# Metal Door Frame with pre-welded hinges help



## NotSoHandy52 (Dec 18, 2011)

I recently moved into an apartment where the front door is leaning because the top hinge is broken.

I have never come across this before but it appears that the door is attached to a metal frame that the hinges apparently have been pre-welded into the frame, as there are no screws or anything for me to remove the hinge from the frame side, I'm assuming as a security measure.  The apartment complex was built in the 60's which I believe is how old the frame/door is.

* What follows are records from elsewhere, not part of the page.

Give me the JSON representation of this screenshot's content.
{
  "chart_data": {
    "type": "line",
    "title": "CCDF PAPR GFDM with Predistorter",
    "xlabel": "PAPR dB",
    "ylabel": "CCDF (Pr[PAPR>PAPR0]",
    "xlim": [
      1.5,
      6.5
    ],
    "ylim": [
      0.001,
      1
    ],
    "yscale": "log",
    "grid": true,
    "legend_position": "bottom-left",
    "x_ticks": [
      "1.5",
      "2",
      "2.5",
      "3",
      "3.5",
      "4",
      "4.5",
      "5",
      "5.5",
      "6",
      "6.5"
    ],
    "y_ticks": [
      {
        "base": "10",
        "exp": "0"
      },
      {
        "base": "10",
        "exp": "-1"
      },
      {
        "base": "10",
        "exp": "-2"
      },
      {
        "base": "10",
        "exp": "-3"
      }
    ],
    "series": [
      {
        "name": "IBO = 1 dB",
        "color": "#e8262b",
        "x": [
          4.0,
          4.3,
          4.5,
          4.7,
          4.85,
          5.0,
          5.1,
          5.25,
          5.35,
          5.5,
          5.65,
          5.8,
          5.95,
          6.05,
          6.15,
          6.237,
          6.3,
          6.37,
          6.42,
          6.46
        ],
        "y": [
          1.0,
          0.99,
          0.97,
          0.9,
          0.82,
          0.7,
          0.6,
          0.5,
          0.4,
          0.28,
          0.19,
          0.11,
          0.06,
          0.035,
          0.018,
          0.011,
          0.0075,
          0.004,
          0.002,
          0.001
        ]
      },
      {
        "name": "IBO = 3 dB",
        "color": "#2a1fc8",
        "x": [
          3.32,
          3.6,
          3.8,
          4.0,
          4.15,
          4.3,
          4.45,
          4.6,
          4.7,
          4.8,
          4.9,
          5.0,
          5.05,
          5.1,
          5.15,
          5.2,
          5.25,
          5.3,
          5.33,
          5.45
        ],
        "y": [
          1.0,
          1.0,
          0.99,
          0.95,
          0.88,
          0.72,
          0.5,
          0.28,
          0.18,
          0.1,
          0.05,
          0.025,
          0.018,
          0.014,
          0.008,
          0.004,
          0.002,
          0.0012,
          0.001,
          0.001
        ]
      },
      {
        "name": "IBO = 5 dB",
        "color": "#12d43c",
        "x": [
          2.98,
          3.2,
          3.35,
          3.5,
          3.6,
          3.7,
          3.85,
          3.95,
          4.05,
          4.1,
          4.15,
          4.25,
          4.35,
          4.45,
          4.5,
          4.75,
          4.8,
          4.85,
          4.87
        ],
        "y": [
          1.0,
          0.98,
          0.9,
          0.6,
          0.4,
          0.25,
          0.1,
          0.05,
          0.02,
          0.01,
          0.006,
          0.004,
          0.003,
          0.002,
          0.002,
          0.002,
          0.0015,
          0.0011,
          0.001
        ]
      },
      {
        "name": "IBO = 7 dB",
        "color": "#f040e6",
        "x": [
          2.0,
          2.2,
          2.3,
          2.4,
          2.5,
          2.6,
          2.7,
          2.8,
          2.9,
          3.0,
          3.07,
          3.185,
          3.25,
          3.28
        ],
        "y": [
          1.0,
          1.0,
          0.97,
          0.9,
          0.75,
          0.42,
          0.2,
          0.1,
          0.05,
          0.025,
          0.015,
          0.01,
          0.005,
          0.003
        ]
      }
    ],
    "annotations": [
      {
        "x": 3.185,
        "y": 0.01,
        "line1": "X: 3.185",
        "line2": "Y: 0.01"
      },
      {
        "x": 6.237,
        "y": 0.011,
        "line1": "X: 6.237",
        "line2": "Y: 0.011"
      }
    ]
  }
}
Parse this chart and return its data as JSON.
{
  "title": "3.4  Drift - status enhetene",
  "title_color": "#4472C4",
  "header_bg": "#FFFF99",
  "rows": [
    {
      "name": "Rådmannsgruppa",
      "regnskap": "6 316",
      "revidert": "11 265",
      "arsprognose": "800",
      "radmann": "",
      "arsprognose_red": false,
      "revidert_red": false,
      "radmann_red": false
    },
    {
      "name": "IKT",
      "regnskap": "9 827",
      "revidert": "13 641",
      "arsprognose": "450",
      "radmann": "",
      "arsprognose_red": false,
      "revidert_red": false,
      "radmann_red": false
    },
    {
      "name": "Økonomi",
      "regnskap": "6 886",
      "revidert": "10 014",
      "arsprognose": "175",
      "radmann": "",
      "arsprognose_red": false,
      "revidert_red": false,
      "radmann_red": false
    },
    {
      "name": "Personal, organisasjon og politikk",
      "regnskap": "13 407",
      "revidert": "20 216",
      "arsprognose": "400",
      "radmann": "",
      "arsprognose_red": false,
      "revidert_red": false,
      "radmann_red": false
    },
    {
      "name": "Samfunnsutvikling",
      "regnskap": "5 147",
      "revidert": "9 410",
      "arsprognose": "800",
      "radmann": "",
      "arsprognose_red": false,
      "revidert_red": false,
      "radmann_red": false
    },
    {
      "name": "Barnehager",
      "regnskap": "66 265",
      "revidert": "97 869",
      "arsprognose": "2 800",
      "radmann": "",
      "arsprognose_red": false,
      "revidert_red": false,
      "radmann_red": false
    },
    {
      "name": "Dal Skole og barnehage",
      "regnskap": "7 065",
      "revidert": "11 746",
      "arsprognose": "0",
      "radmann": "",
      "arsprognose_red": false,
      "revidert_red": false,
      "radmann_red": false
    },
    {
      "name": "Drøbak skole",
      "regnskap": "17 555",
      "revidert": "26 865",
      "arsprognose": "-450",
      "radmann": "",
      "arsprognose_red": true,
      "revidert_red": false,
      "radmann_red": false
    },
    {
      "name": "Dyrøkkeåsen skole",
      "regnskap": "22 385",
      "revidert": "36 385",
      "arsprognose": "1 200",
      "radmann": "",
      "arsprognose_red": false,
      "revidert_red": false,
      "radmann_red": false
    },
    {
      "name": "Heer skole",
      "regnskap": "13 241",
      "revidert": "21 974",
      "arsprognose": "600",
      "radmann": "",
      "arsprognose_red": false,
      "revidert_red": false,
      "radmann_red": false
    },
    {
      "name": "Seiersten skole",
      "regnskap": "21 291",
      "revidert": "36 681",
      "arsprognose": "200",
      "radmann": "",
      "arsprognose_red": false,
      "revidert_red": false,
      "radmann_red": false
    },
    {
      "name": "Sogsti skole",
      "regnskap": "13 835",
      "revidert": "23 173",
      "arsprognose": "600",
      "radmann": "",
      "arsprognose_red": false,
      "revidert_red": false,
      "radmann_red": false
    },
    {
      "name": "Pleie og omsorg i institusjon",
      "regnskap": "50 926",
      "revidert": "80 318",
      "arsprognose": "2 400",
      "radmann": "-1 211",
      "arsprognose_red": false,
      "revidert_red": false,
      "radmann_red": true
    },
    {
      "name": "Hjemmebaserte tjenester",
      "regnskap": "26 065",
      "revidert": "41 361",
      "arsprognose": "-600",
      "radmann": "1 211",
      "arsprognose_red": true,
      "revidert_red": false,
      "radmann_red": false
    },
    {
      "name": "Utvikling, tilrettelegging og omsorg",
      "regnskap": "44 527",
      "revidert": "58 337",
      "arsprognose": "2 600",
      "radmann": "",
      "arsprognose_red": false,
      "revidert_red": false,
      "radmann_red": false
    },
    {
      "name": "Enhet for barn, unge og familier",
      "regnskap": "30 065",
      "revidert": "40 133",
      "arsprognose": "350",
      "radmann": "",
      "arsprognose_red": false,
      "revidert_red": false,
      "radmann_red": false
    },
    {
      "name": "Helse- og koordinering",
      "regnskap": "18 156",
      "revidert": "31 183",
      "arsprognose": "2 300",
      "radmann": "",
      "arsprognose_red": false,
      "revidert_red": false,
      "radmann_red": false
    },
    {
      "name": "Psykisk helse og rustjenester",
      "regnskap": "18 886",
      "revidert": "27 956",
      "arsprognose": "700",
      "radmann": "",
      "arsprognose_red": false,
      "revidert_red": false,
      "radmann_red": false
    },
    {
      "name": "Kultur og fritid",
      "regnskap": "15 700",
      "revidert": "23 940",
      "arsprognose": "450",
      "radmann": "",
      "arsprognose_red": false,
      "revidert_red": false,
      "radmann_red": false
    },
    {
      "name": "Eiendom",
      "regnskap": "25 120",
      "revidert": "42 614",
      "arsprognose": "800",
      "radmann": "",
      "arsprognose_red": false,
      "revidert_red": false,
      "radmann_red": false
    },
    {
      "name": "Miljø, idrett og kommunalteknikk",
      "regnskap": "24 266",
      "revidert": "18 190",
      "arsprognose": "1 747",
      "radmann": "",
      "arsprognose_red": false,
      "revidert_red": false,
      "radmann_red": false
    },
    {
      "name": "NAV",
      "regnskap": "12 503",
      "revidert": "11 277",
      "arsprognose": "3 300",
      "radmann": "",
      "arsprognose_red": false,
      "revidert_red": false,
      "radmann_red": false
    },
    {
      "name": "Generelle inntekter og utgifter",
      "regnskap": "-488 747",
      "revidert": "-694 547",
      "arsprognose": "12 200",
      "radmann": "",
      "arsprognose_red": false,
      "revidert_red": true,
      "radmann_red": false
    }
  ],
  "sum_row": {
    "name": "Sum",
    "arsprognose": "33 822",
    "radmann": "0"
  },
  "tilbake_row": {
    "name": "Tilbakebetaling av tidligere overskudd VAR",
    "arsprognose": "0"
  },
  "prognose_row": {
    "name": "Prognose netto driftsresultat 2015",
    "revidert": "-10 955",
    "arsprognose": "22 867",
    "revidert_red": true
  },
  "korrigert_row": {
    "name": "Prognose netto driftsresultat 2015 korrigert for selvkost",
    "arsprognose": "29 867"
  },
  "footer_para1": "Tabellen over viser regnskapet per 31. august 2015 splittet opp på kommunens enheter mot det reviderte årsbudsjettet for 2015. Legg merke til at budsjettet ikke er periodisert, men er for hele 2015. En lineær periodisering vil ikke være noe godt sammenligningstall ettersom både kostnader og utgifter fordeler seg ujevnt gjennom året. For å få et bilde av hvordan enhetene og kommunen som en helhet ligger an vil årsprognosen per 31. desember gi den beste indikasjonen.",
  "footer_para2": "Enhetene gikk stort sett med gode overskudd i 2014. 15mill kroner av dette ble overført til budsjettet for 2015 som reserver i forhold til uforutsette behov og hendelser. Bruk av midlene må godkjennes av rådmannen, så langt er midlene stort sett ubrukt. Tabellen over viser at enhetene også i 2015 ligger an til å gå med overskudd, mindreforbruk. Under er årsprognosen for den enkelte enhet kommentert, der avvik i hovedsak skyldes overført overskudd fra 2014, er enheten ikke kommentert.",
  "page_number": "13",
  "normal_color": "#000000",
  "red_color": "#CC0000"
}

Is there any possible way this hinge could be repaired/replaced by doing it myself aside from cutting and welding a new hinge on? What type of repairman should I call for professional work, all of my searches are generally coming up for garage door repairs?  Or will I just have to get the landlord to replace the entire frame?  Which would be my last resort. Thank you in advance for the replies.


----------



## oldognewtrick (Dec 18, 2011)

NSH,  to _House Repair Talk_!

Can you post a pic of the door and hinge?


----------



## kok328 (Dec 18, 2011)

When living in an apartment; I ususally call the landlord, rental office or maintenance team for repairs.


----------



## BridgeMan (Dec 18, 2011)

Calling the landlord should be your first, not your last, resort.  He may not like the look or performance of any repairs you make, and decide to have it all ripped out and redone (all at your expense of course, since you didn't get his blessings first).


----------



## njglass (Dec 20, 2011)

BridgeMan said:


> Calling the landlord should be your first, not your last, resort.  He may not like the look or performance of any repairs you make, and decide to have it all ripped out and redone (all at your expense of course, since you didn't get his blessings first).



I totally agree, your landlord should be making these decisions. On the other hand if YOU damaged the door you may want to a hire a pro before your landlord sees! There really isn't much you can do aside from cutting the hinges or the entire frame out. I'm assuming this frame is set in masonry?


----------